Was wird im Hauptteil der Arbeit behandelt?
Im Hauptteil werden der Niedergang der "Deutschland AG", die Funktionsweise globaler Aktienmärkte, der Aufstieg institutioneller Investoren und die systemischen Auswirkungen auf Innovationskraft und soziale Ungleichheit diskutiert.
Welche Schlüsselwörter charakterisieren die Arbeit?
Die Arbeit wird wesentlich durch Begriffe wie Finanzmarktkapitalismus, Shareholder Value, Kapitalisierung, Investmentfonds und die Transformation von Unsicherheit in Risiko charakterisiert.
Was genau bedeutet der Begriff "Entbettung" in diesem Kontext?
Entbettung beschreibt den Prozess, in dem Finanzmärkte sich zunehmend von nationalen sozialen Bindungen, politischen Interventionen und langfristigen Kreditbeziehungen lösen und ihrer eigenen operativen Logik folgen.
Welches Paradoxon beschreiben die Autoren im Zusammenhang mit den Finanzmärkten?
Es wird auf das Paradoxon hingewiesen, dass Finanzmärkte zwar den Anspruch haben, Unsicherheit in berechenbares Risiko zu transformieren, dies aber faktisch nur fiktiv leisten können, da zukünftige Produktionsprozesse hochkomplex und kontingent sind.
Warum spielt die sogenannte "Exit-Option" für Investmentfonds eine so große Rolle?

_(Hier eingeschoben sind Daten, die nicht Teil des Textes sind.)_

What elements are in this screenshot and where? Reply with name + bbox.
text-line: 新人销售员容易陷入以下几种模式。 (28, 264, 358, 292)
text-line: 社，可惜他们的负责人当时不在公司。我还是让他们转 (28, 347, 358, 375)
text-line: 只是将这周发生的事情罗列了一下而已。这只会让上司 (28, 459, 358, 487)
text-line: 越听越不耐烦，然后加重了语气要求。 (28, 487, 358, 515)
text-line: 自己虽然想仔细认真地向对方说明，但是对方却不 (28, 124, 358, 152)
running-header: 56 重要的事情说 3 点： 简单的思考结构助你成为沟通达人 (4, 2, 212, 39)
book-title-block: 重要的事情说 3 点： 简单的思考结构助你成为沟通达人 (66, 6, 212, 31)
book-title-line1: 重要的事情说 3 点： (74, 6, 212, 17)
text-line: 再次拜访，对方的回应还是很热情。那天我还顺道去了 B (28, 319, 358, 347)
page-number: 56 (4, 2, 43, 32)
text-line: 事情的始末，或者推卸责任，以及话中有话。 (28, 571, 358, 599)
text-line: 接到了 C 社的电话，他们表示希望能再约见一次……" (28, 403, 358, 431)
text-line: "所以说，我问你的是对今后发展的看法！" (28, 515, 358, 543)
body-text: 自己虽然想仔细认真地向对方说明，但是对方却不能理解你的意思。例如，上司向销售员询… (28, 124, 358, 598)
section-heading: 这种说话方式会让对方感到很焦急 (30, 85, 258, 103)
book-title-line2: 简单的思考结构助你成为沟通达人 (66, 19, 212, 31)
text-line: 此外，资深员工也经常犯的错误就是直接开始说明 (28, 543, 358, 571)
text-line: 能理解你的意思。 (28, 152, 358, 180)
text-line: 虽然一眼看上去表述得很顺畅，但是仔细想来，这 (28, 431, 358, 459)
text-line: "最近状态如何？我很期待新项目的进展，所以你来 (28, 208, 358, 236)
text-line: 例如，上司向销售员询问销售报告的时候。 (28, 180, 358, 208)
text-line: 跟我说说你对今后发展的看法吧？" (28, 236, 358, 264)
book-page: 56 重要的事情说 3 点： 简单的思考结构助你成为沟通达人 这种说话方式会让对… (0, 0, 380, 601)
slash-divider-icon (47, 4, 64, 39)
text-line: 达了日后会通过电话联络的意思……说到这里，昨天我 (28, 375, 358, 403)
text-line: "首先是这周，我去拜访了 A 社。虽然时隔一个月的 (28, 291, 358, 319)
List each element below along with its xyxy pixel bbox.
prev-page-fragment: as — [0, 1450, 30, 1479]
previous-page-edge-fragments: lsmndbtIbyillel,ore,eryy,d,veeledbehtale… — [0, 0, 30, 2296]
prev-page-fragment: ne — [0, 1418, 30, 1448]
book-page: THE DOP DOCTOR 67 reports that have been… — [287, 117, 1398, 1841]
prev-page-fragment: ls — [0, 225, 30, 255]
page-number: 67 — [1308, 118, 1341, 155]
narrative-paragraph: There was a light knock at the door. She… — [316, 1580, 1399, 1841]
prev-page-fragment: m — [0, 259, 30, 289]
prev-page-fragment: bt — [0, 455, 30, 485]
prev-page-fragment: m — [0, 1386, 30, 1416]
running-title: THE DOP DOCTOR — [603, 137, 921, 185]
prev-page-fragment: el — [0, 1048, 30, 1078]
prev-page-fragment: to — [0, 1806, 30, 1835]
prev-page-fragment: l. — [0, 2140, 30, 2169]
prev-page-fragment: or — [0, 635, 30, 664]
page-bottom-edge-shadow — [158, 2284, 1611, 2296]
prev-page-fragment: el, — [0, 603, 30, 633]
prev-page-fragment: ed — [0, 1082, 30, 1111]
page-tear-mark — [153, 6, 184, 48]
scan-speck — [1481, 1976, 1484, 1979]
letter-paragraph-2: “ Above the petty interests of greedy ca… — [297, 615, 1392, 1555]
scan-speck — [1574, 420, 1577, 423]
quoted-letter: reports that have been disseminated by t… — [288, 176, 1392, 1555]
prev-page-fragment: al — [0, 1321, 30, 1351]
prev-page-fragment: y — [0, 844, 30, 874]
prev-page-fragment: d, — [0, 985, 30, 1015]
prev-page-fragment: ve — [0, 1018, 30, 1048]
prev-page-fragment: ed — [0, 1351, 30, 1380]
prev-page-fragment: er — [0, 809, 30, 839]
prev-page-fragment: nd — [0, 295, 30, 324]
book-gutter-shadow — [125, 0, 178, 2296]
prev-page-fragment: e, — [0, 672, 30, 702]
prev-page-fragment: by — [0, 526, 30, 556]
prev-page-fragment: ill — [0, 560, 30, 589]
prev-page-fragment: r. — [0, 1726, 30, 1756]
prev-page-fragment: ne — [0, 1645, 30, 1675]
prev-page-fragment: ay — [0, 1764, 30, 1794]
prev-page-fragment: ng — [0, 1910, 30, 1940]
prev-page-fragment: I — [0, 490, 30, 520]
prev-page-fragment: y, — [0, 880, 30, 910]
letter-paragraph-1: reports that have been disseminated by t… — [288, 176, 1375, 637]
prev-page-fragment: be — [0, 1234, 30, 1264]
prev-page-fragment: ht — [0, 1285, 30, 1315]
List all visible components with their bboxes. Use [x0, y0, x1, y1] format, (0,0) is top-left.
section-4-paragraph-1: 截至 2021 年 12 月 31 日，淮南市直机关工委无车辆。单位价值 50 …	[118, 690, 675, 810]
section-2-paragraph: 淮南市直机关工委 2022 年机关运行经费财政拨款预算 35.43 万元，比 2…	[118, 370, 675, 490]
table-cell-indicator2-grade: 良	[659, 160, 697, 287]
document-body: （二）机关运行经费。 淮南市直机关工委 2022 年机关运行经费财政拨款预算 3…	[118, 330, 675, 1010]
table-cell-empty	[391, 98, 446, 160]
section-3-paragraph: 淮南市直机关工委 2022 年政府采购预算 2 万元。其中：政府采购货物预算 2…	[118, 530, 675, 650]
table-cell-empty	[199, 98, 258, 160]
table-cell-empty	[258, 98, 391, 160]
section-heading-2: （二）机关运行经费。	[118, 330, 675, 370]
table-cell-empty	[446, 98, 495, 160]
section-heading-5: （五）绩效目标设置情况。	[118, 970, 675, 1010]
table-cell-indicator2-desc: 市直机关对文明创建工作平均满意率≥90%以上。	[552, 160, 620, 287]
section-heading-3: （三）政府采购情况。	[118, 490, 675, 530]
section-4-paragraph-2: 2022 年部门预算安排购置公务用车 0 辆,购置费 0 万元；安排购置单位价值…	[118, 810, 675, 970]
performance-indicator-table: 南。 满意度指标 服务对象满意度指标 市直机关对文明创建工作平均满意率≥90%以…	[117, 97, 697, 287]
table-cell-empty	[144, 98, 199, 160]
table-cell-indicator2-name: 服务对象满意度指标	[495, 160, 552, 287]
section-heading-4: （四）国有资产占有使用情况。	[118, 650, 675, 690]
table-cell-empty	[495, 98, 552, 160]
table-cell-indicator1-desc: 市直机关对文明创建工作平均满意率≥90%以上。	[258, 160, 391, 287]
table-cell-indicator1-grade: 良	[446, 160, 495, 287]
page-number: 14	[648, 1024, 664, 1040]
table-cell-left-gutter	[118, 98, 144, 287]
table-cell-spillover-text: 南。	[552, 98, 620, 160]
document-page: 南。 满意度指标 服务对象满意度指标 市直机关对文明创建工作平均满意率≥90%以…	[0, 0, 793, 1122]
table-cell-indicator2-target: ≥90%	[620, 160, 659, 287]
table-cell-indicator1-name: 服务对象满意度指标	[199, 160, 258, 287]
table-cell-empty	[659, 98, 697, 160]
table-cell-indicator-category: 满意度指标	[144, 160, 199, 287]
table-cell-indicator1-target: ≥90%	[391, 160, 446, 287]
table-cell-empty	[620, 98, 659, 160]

Die Exit-Option ist ein wirksames Druckmittel: Durch die Drohung, Anteile schnell zu verkaufen, zwingen die Fonds das Management börsennotierter Unternehmen zur kurzfristigen Profitmaximierung und zur Orientierung an shareholder-value-Prinzipien.
Wie bewertet der Autor den Einfluss von Aktienoptionen auf das Management?
Aktienoptionen werden kritisch als "bonding instrument" betrachtet, das zwar die Interessen von Managern und Aktionären koppeln soll, tatsächlich aber vor allem Opportunismus fördert und die Loyalität der Manager zu ihrem Unternehmen untergräbt.